While introducing Wisconsin Gov. Scott Walker at an OCPA dinner on April 11, Oklahoma Gov. Mary Fallin dubbed him “a profile in courage.”
She’s right, and Walker’s epic recall victory “should embolden policymakers in other states, including Oklahoma, who’ve been more timid than Walker,” The Oklahoman has rightly noted (‘Wisconsin voters appreciated governor’s political courage’). Added Congressman Jesse Jackson Jr. (D-IL), “Clearly, Mr. Walker’s victory will embolden other governors around the country to begin taking measures challenging public-sector unions.”
Indiana Gov. Mitch Daniels, another OCPA dinner speaker, suggested this week that public-sector unions should be abolished altogether. Mark Costello, Oklahoma’s labor commissioner, has argued for “paycheck protection,” i.e., discontinuing the practice of having the government serve as the dues collector for Big Labor. This is a very good idea. As The Oklahoman points out (‘Voluntary dues lead to union woe’):
For years, public employee unions have depended on government to provide automatic payroll deductions for dues. So what happens when dues payment becomes voluntary? Membership plummets.
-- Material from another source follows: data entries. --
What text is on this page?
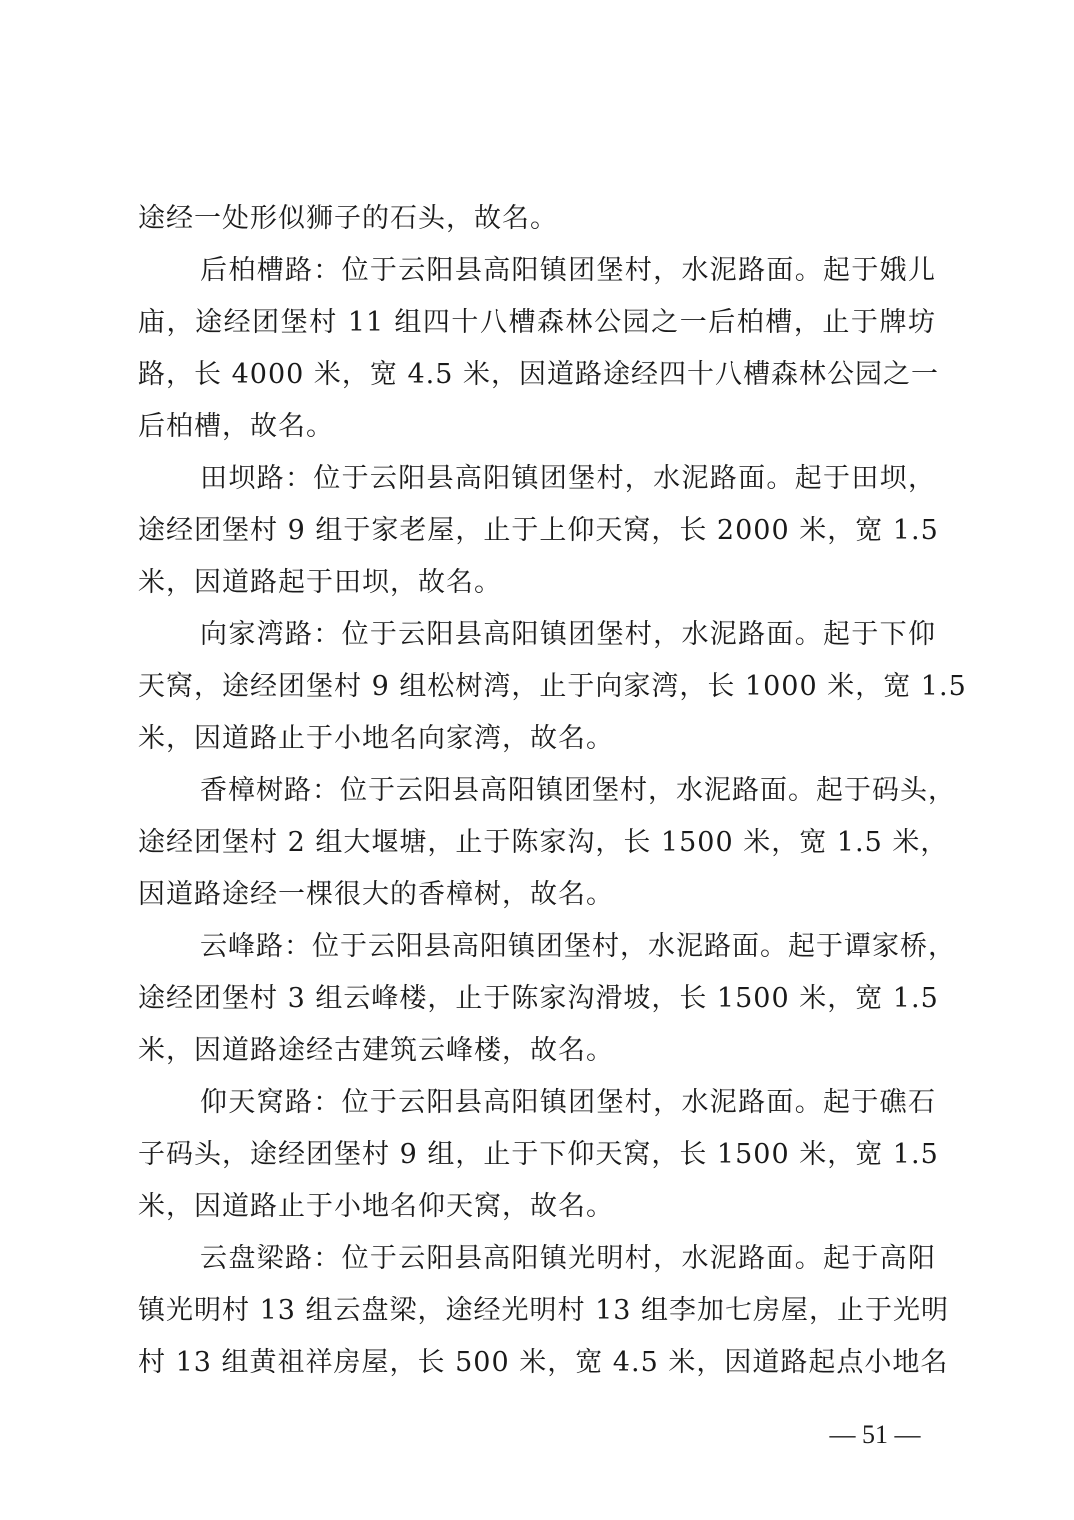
途经一处形似狮子的石头，故名。
后柏槽路：位于云阳县高阳镇团堡村，水泥路面。起于娥儿
庙，途经团堡村 11 组四十八槽森林公园之一后柏槽，止于牌坊
路，长 4000 米，宽 4.5 米，因道路途经四十八槽森林公园之一
后柏槽，故名。
田坝路：位于云阳县高阳镇团堡村，水泥路面。起于田坝，
途经团堡村 9 组于家老屋，止于上仰天窝，长 2000 米，宽 1.5
米，因道路起于田坝，故名。
向家湾路：位于云阳县高阳镇团堡村，水泥路面。起于下仰
天窝，途经团堡村 9 组松树湾，止于向家湾，长 1000 米，宽 1.5
米，因道路止于小地名向家湾，故名。
香樟树路：位于云阳县高阳镇团堡村，水泥路面。起于码头，
途经团堡村 2 组大堰塘，止于陈家沟，长 1500 米，宽 1.5 米，
因道路途经一棵很大的香樟树，故名。
云峰路：位于云阳县高阳镇团堡村，水泥路面。起于谭家桥，
途经团堡村 3 组云峰楼，止于陈家沟滑坡，长 1500 米，宽 1.5
米，因道路途经古建筑云峰楼，故名。
仰天窝路：位于云阳县高阳镇团堡村，水泥路面。起于礁石
子码头，途经团堡村 9 组，止于下仰天窝，长 1500 米，宽 1.5
米，因道路止于小地名仰天窝，故名。
云盘梁路：位于云阳县高阳镇光明村，水泥路面。起于高阳
镇光明村 13 组云盘梁，途经光明村 13 组李加七房屋，止于光明
村 13 组黄祖祥房屋，长 500 米，宽 4.5 米，因道路起点小地名
— 51 —
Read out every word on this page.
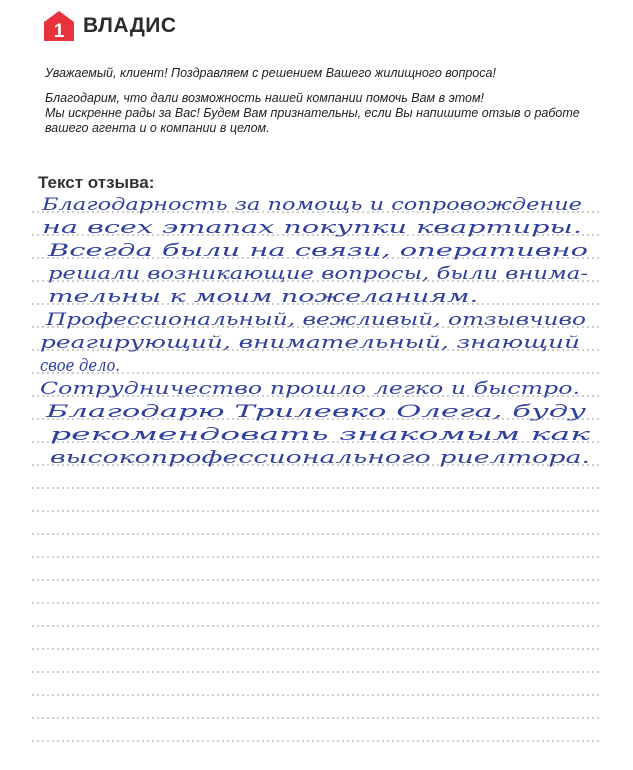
1 ВЛАДИС

Уважаемый, клиент! Поздравляем с решением Вашего жилищного вопроса!

Благодарим, что дали возможность нашей компании помочь Вам в этом!

Мы искренне рады за Вас! Будем Вам признательны, если Вы напишите отзыв о работе

вашего агента и о компании в целом.

Текст отзыва:
Благодарность за помощь и сопровождение
на всех этапах покупки квартиры.
Всегда были на связи, оперативно
решали возникающие вопросы, были внима-
тельны к моим пожеланиям.
Профессиональный, вежливый, отзывчиво
реагирующий, внимательный, знающий
свое дело.
Сотрудничество прошло легко и быстро.
Благодарю Трилевко Олега, буду
рекомендовать знакомым как
высокопрофессионального риелтора.
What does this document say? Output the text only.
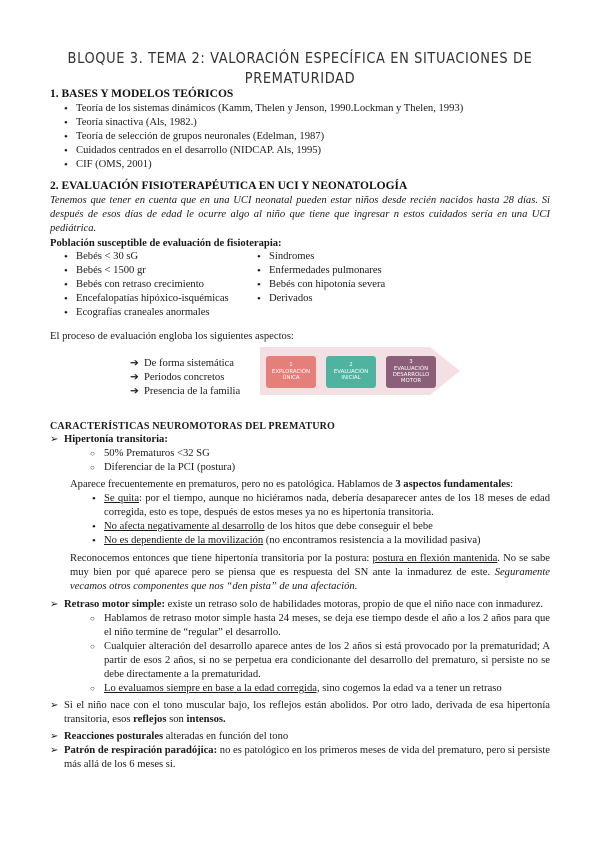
BLOQUE 3. TEMA 2: VALORACIÓN ESPECÍFICA EN SITUACIONES DE PREMATURIDAD
1. BASES Y MODELOS TEÓRICOS
• Teoría de los sistemas dinámicos (Kamm, Thelen y Jenson, 1990.Lockman y Thelen, 1993)
• Teoría sinactiva (Als, 1982.)
• Teoría de selección de grupos neuronales (Edelman, 1987)
• Cuidados centrados en el desarrollo (NIDCAP. Als, 1995)
• CIF (OMS, 2001)
2. EVALUACIÓN FISIOTERAPÉUTICA EN UCI Y NEONATOLOGÍA
Tenemos que tener en cuenta que en una UCI neonatal pueden estar niños desde recién nacidos hasta 28 días. Si después de esos días de edad le ocurre algo al niño que tiene que ingresar n estos cuidados sería en una UCI pediátrica.
Población susceptible de evaluación de fisioterapia:
• Bebés < 30 sG
• Bebés < 1500 gr
• Bebés con retraso crecimiento
• Encefalopatías hipóxico-isquémicas
• Ecografías craneales anormales
• Síndromes
• Enfermedades pulmonares
• Bebés con hipotonía severa
• Derivados
El proceso de evaluación engloba los siguientes aspectos:
➔ De forma sistemática
➔ Periodos concretos
➔ Presencia de la familia
1
EXPLORACIÓN ÚNICA
2
EVALUACIÓN INICIAL
3
EVALUACIÓN DESARROLLO MOTOR
CARACTERÍSTICAS NEUROMOTORAS DEL PREMATURO
➢ Hipertonía transitoria:
○ 50% Prematuros <32 SG
○ Diferenciar de la PCI (postura)
Aparece frecuentemente en prematuros, pero no es patológica. Hablamos de 3 aspectos fundamentales:
• Se quita: por el tiempo, aunque no hiciéramos nada, debería desaparecer antes de los 18 meses de edad corregida, esto es tope, después de estos meses ya no es hipertonía transitoria.
• No afecta negativamente al desarrollo de los hitos que debe conseguir el bebe
• No es dependiente de la movilización (no encontramos resistencia a la movilidad pasiva)
Reconocemos entonces que tiene hipertonía transitoria por la postura: postura en flexión mantenida. No se sabe muy bien por qué aparece pero se piensa que es respuesta del SN ante la inmadurez de este. Seguramente vecamos otros componentes que nos “den pista” de una afectación.
➢ Retraso motor simple: existe un retraso solo de habilidades motoras, propio de que el niño nace con inmadurez.
○ Hablamos de retraso motor simple hasta 24 meses, se deja ese tiempo desde el año a los 2 años para que el niño termine de “regular” el desarrollo.
○ Cualquier alteración del desarrollo aparece antes de los 2 años si está provocado por la prematuridad; A partir de esos 2 años, si no se perpetua era condicionante del desarrollo del prematuro, si persiste no se debe directamente a la prematuridad.
○ Lo evaluamos siempre en base a la edad corregida, sino cogemos la edad va a tener un retraso
➢ Si el niño nace con el tono muscular bajo, los reflejos están abolidos. Por otro lado, derivada de esa hipertonía transitoria, esos reflejos son intensos.
➢ Reacciones posturales alteradas en función del tono
➢ Patrón de respiración paradójica: no es patológico en los primeros meses de vida del prematuro, pero si persiste más allá de los 6 meses si.
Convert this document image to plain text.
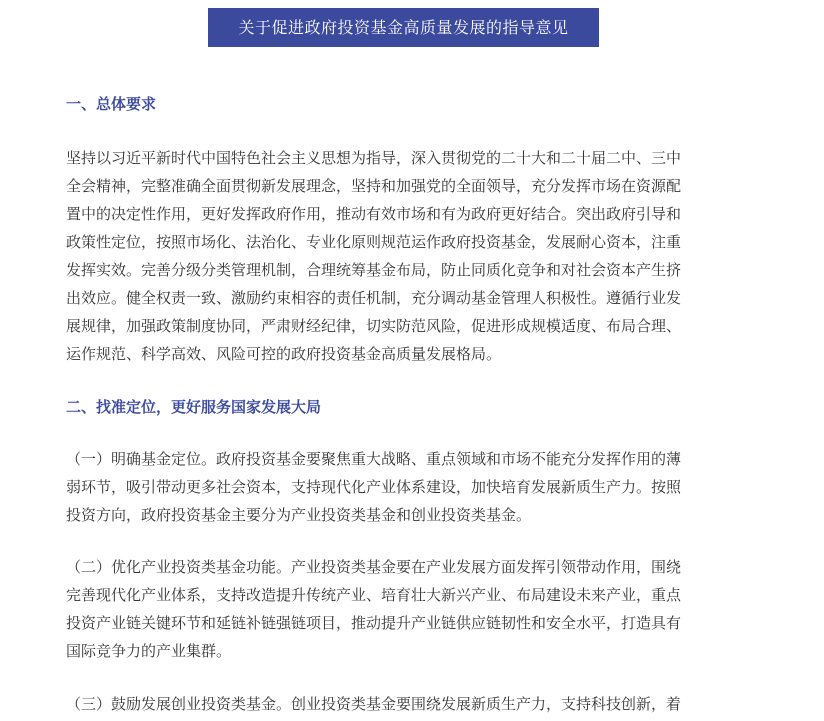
关于促进政府投资基金高质量发展的指导意见
一、总体要求
坚持以习近平新时代中国特色社会主义思想为指导，深入贯彻党的二十大和二十届二中、三中
全会精神，完整准确全面贯彻新发展理念，坚持和加强党的全面领导，充分发挥市场在资源配
置中的决定性作用，更好发挥政府作用，推动有效市场和有为政府更好结合。突出政府引导和
政策性定位，按照市场化、法治化、专业化原则规范运作政府投资基金，发展耐心资本，注重
发挥实效。完善分级分类管理机制，合理统筹基金布局，防止同质化竞争和对社会资本产生挤
出效应。健全权责一致、激励约束相容的责任机制，充分调动基金管理人积极性。遵循行业发
展规律，加强政策制度协同，严肃财经纪律，切实防范风险，促进形成规模适度、布局合理、
运作规范、科学高效、风险可控的政府投资基金高质量发展格局。
二、找准定位，更好服务国家发展大局
（一）明确基金定位。政府投资基金要聚焦重大战略、重点领域和市场不能充分发挥作用的薄
弱环节，吸引带动更多社会资本，支持现代化产业体系建设，加快培育发展新质生产力。按照
投资方向，政府投资基金主要分为产业投资类基金和创业投资类基金。
（二）优化产业投资类基金功能。产业投资类基金要在产业发展方面发挥引领带动作用，围绕
完善现代化产业体系，支持改造提升传统产业、培育壮大新兴产业、布局建设未来产业，重点
投资产业链关键环节和延链补链强链项目，推动提升产业链供应链韧性和安全水平，打造具有
国际竞争力的产业集群。
（三）鼓励发展创业投资类基金。创业投资类基金要围绕发展新质生产力，支持科技创新，着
The latest example comes from the Oklahoma Corrections Professionals Association, which has gone from about 1,900 members to the low hundreds. The group’s executive director says it’s too much hassle for members to mail checks or pay dues through the Internet. Really? We bet those same individuals pay other bills that way. When Wisconsin ended automatic deductions, the American Federation of State, County and Municipal Employees lost over half its membership. We hope Oklahoma lawmakers take note and end automatic deductions for all public sector unions. The failure to pay dues indicates government workers don’t see much value in union membership. So why should the state keep propping up the unions?
Why indeed. In a purple state that has voted Democratic in the last six presidential elections, Gov. Walker showed tremendous courage. Yet in one of the reddest states in America, lawmakers continue to use your tax dollars to prop up an unpopular, declining labor union which recently sued these very lawmakers and then spent millions of dollars telling their constituents how greedy and deceptive they are. Very disappointing.
“Moving ahead,” says The Oklahoman, “we hope Walker’s example inspires Oklahoma lawmakers and steels their resolve.” OCPA agrees.